Despite the reforms, there are still some children in the adult system. Juvenile incarceration in Manson Youth Institution has fallen significantly in the past 10 years, but there are still around 50 children locked up there, and a few girls incarcerated at York Correctional Institution, which primarily houses adult women. As is common in the criminal justice system, those juveniles are disproportionately youths of color.
“The fact there’s not that many kids left (in the adult system) is both a testament, but also an indictment,” Anderson said. “Because the kids who are left are also the most in need.” That is, they too come from primarily disadvantaged backgrounds and tend to have complex mental health problems and special education needs.
Anderson pointed to a negative consequence of raising the age: racial inequality in the juvenile justice system actually worsened. She said advocates had thought their efforts would shrink these disparities, but has yet to happen.
“We got a lot of kids out of the system,” Anderson said. “But unfortunately what we’ve seen — and we just got this data in December — the proportion of kids who are in our system who are black and brown has actually gone up.”
Looking ahead
Distilling wisdom from the fight to expand juvenile court jurisdiction is important, as advocates like Anderson find themselves working to raise the age again.

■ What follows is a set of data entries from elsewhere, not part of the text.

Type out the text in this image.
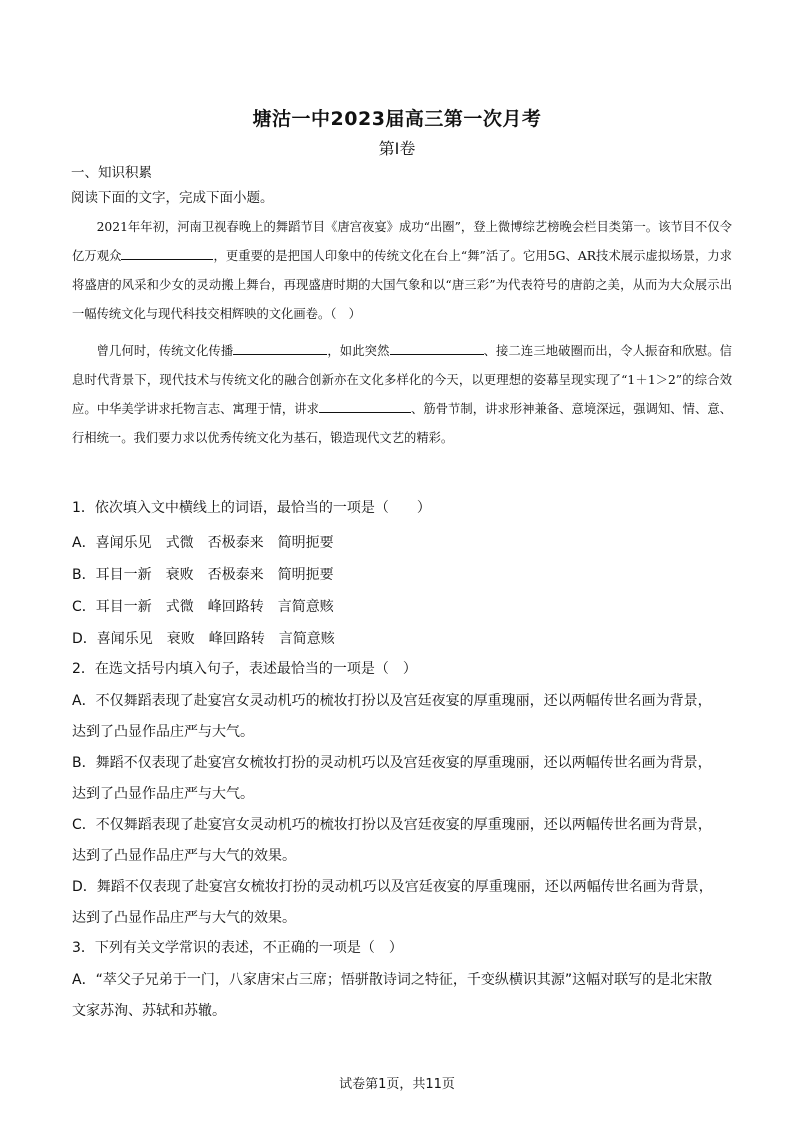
塘沽一中2023届高三第一次月考
第Ⅰ卷
一、知识积累
阅读下面的文字，完成下面小题。

2021年年初，河南卫视春晚上的舞蹈节目《唐宫夜宴》成功“出圈”，登上微博综艺榜晚会栏目类第一。该节目不仅令亿万观众	，更重要的是把国人印象中的传统文化在台上“舞”活了。它用5G、AR技术展示虚拟场景，力求将盛唐的风采和少女的灵动搬上舞台，再现盛唐时期的大国气象和以“唐三彩”为代表符号的唐韵之美，从而为大众展示出一幅传统文化与现代科技交相辉映的文化画卷。（　）

曾几何时，传统文化传播	，如此突然	、接二连三地破圈而出，令人振奋和欣慰。信息时代背景下，现代技术与传统文化的融合创新亦在文化多样化的今天，以更理想的姿幕呈现实现了“1＋1＞2”的综合效应。中华美学讲求托物言志、寓理于情，讲求	、筋骨节制，讲求形神兼备、意境深远，强调知、情、意、行相统一。我们要力求以优秀传统文化为基石，锻造现代文艺的精彩。

1．依次填入文中横线上的词语，最恰当的一项是（　　）
A．喜闻乐见 式微 否极泰来 简明扼要
B．耳目一新 衰败 否极泰来 简明扼要
C．耳目一新 式微 峰回路转 言简意赅
D．喜闻乐见 衰败 峰回路转 言简意赅
2．在选文括号内填入句子，表述最恰当的一项是（　）
A．不仅舞蹈表现了赴宴宫女灵动机巧的梳妆打扮以及宫廷夜宴的厚重瑰丽，还以两幅传世名画为背景，达到了凸显作品庄严与大气。
B．舞蹈不仅表现了赴宴宫女梳妆打扮的灵动机巧以及宫廷夜宴的厚重瑰丽，还以两幅传世名画为背景，达到了凸显作品庄严与大气。
C．不仅舞蹈表现了赴宴宫女灵动机巧的梳妆打扮以及宫廷夜宴的厚重瑰丽，还以两幅传世名画为背景，达到了凸显作品庄严与大气的效果。
D．舞蹈不仅表现了赴宴宫女梳妆打扮的灵动机巧以及宫廷夜宴的厚重瑰丽，还以两幅传世名画为背景，达到了凸显作品庄严与大气的效果。
3．下列有关文学常识的表述，不正确的一项是（　）
A．“萃父子兄弟于一门，八家唐宋占三席；悟骈散诗词之特征，千变纵横识其源”这幅对联写的是北宋散文家苏洵、苏轼和苏辙。
试卷第1页，共11页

Advocates now seek to raise Connecticut’s minimum age of criminal responsibility to age 12. Currently, children as young as seven can be arrested. The proposal would make it so children under 12 would instead be handled by either the Children’s Behavioral Health Services System, Youth Service Bureaus, or a Juvenile Review Board, or receive services in the community.
According to state data, there were 112 court referrals of children younger than 12 in 2019. About 80 percent of those were for misdemeanors. The majority of those children were black or Hispanic.
Rep. Toni Walker, a New Haven Democrat whom Lawlor called the “quarterback” of organizers’ efforts to raise the age, reiterated Anderson’s call to take 7- to 11-year-olds out of the juvenile justice system altogether, and added a few priorities of her own. She called on her legislative colleagues to enhance the education offered to children in the state’s custody and appropriate money to bolster mental health support.
“We do not have adequate mental health services for a child when they melt down and a parent doesn’t know what to do,” Walker said. “The only thing they have is to call the police.”